Azul’s Chapter 11 filing came as something of a surprise, as the company had avoided doing so in the years following the Covid-19 pandemic and had earlier this year completed a self-supervised restructuring process, which it declared as successful.

It also reported strong results and an upbeat outlook during the seasonally strong first quarter, including a R$783 million ($139 million) first-quarter profit, compared with its R$1.1 billion loss during the same three months of 2024. Though last year was a difficult one for Brazil’s airline sector, Sao-Paulo based Azul did not show signs of acute crisis immediately leading to its bankruptcy filing. 

But Azul was struggling to rid itself of lingering debt and faced several challenges – namely, lack of aircraft and engine availability, operational disruptions from severe weather and devaluation of the Brazilian real. 

Azul entered Chapter 11 protection with backing from major US carriers American Airlines and United Airlines. The process has involved securing new financing and shedding future lease commitments with Irish aircraft lessor AerCap.

The carrier recently filed several motions in the US Bankruptcy Court for the Southern District of New York to extend time for voting on its reorganisation plan. 

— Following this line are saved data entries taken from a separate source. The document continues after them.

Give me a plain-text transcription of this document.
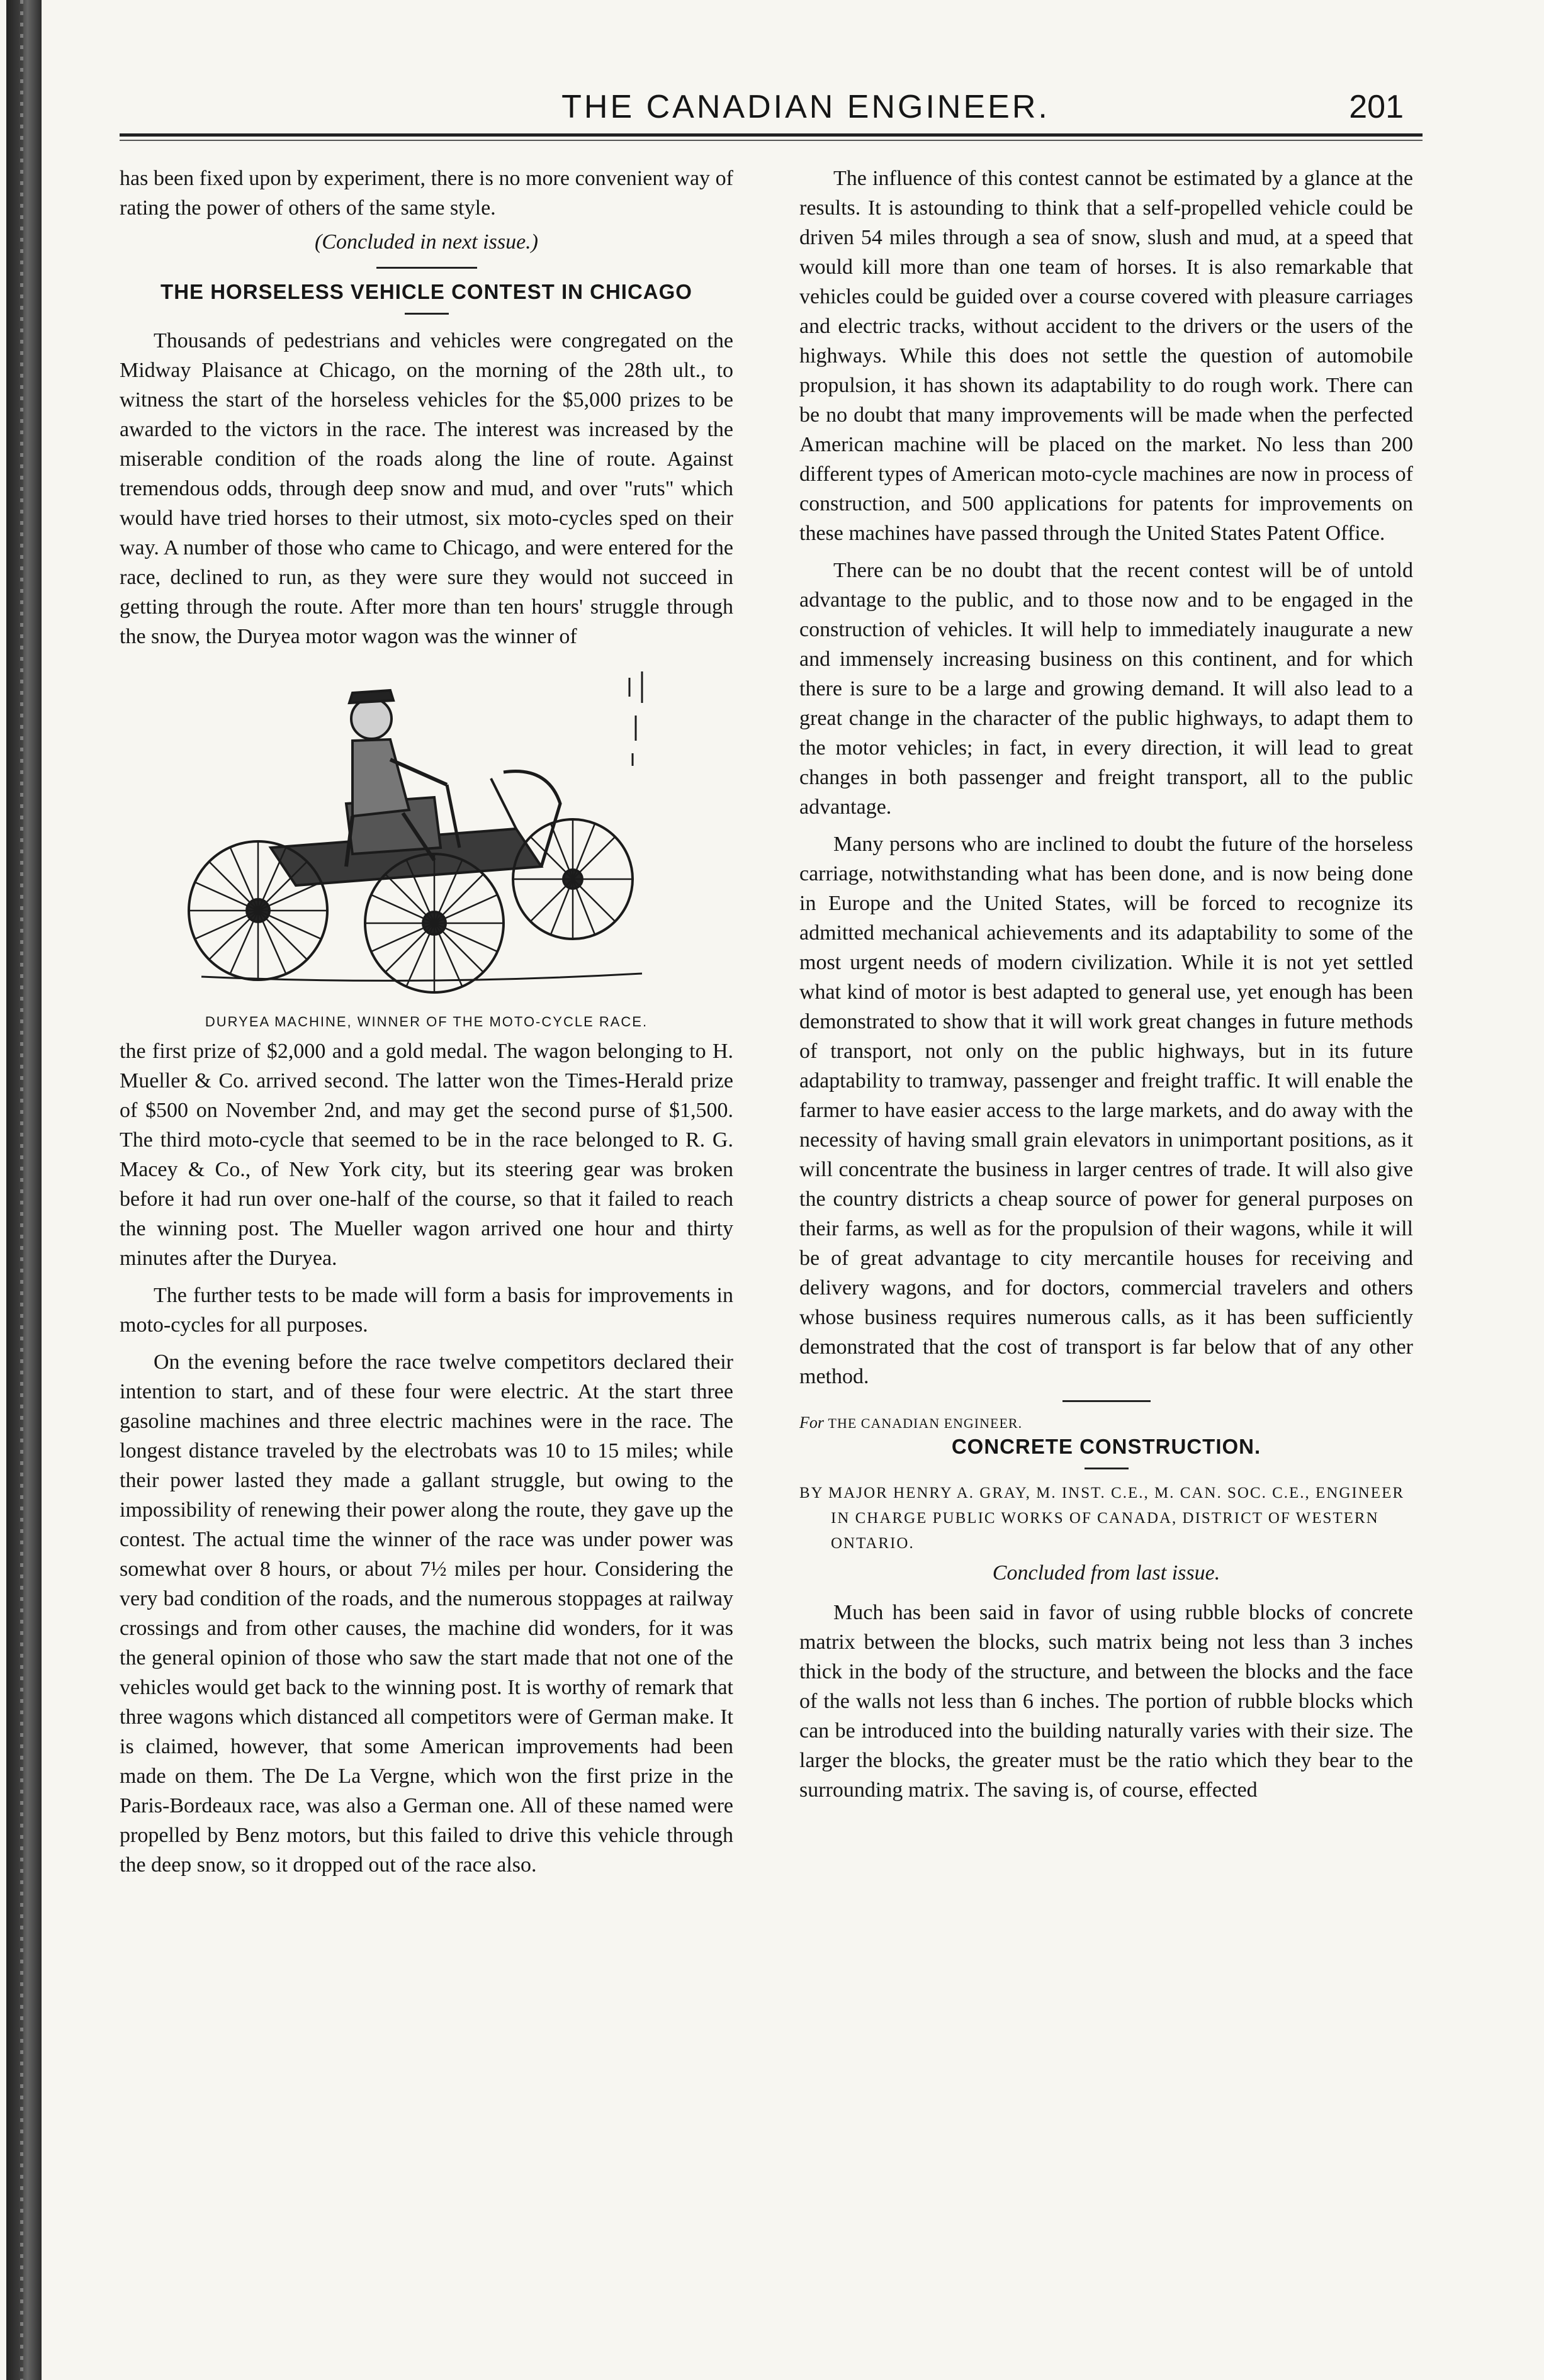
THE CANADIAN ENGINEER.	201

has been fixed upon by experiment, there is no more convenient way of rating the power of others of the same style.

(Concluded in next issue.)
THE HORSELESS VEHICLE CONTEST IN CHICAGO

Thousands of pedestrians and vehicles were congregated on the Midway Plaisance at Chicago, on the morning of the 28th ult., to witness the start of the horseless vehicles for the $5,000 prizes to be awarded to the victors in the race. The interest was increased by the miserable condition of the roads along the line of route. Against tremendous odds, through deep snow and mud, and over "ruts" which would have tried horses to their utmost, six moto-cycles sped on their way. A number of those who came to Chicago, and were entered for the race, declined to run, as they were sure they would not succeed in getting through the route. After more than ten hours' struggle through the snow, the Duryea motor wagon was the winner of

DURYEA MACHINE, WINNER OF THE MOTO-CYCLE RACE.

the first prize of $2,000 and a gold medal. The wagon belonging to H. Mueller & Co. arrived second. The latter won the Times-Herald prize of $500 on November 2nd, and may get the second purse of $1,500. The third moto-cycle that seemed to be in the race belonged to R. G. Macey & Co., of New York city, but its steering gear was broken before it had run over one-half of the course, so that it failed to reach the winning post. The Mueller wagon arrived one hour and thirty minutes after the Duryea.

The further tests to be made will form a basis for improvements in moto-cycles for all purposes.

On the evening before the race twelve competitors declared their intention to start, and of these four were electric. At the start three gasoline machines and three electric machines were in the race. The longest distance traveled by the electrobats was 10 to 15 miles; while their power lasted they made a gallant struggle, but owing to the impossibility of renewing their power along the route, they gave up the contest. The actual time the winner of the race was under power was somewhat over 8 hours, or about 7½ miles per hour. Considering the very bad condition of the roads, and the numerous stoppages at railway crossings and from other causes, the machine did wonders, for it was the general opinion of those who saw the start made that not one of the vehicles would get back to the winning post. It is worthy of remark that three wagons which distanced all competitors were of German make. It is claimed, however, that some American improvements had been made on them. The De La Vergne, which won the first prize in the Paris-Bordeaux race, was also a German one. All of these named were propelled by Benz motors, but this failed to drive this vehicle through the deep snow, so it dropped out of the race also.

The influence of this contest cannot be estimated by a glance at the results. It is astounding to think that a self-propelled vehicle could be driven 54 miles through a sea of snow, slush and mud, at a speed that would kill more than one team of horses. It is also remarkable that vehicles could be guided over a course covered with pleasure carriages and electric tracks, without accident to the drivers or the users of the highways. While this does not settle the question of automobile propulsion, it has shown its adaptability to do rough work. There can be no doubt that many improvements will be made when the perfected American machine will be placed on the market. No less than 200 different types of American moto-cycle machines are now in process of construction, and 500 applications for patents for improvements on these machines have passed through the United States Patent Office.

There can be no doubt that the recent contest will be of untold advantage to the public, and to those now and to be engaged in the construction of vehicles. It will help to immediately inaugurate a new and immensely increasing business on this continent, and for which there is sure to be a large and growing demand. It will also lead to a great change in the character of the public highways, to adapt them to the motor vehicles; in fact, in every direction, it will lead to great changes in both passenger and freight transport, all to the public advantage.

Many persons who are inclined to doubt the future of the horseless carriage, notwithstanding what has been done, and is now being done in Europe and the United States, will be forced to recognize its admitted mechanical achievements and its adaptability to some of the most urgent needs of modern civilization. While it is not yet settled what kind of motor is best adapted to general use, yet enough has been demonstrated to show that it will work great changes in future methods of transport, not only on the public highways, but in its future adaptability to tramway, passenger and freight traffic. It will enable the farmer to have easier access to the large markets, and do away with the necessity of having small grain elevators in unimportant positions, as it will concentrate the business in larger centres of trade. It will also give the country districts a cheap source of power for general purposes on their farms, as well as for the propulsion of their wagons, while it will be of great advantage to city mercantile houses for receiving and delivery wagons, and for doctors, commercial travelers and others whose business requires numerous calls, as it has been sufficiently demonstrated that the cost of transport is far below that of any other method.

For THE CANADIAN ENGINEER.
CONCRETE CONSTRUCTION.

BY MAJOR HENRY A. GRAY, M. INST. C.E., M. CAN. SOC. C.E., ENGINEER IN CHARGE PUBLIC WORKS OF CANADA, DISTRICT OF WESTERN ONTARIO.

Concluded from last issue.

Much has been said in favor of using rubble blocks of concrete matrix between the blocks, such matrix being not less than 3 inches thick in the body of the structure, and between the blocks and the face of the walls not less than 6 inches. The portion of rubble blocks which can be introduced into the building naturally varies with their size. The larger the blocks, the greater must be the ratio which they bear to the surrounding matrix. The saving is, of course, effected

Gol also had a difficult year in 2024 but appears to be putting its own Chapter 11 restructuring process in the rear-view mirror, reporting a nearly 20% year-on-year increase in capacity in the second quarter, and second-quarter revenue surged 23% year-on-year to R$4.8 billion. 

The Rio de Janeiro-based carrier says it is gaining a stronger foothold in the Latin American market after emerging with a new financial structure June. Providing some cause for optimism, Gol expects to finally clear an engine-maintenance backlog on its fleet of Boeing 737-700s and -800s and return all aircraft to operation by January. 

Though Abra appears to believe the airlines would be strong together, Azul and Gol will continue as separate operations for the foreseeable future. 

Both will likely report third-quarter financial results in mid-November, shining light on what is typically a weaker period for air travel in Latin American.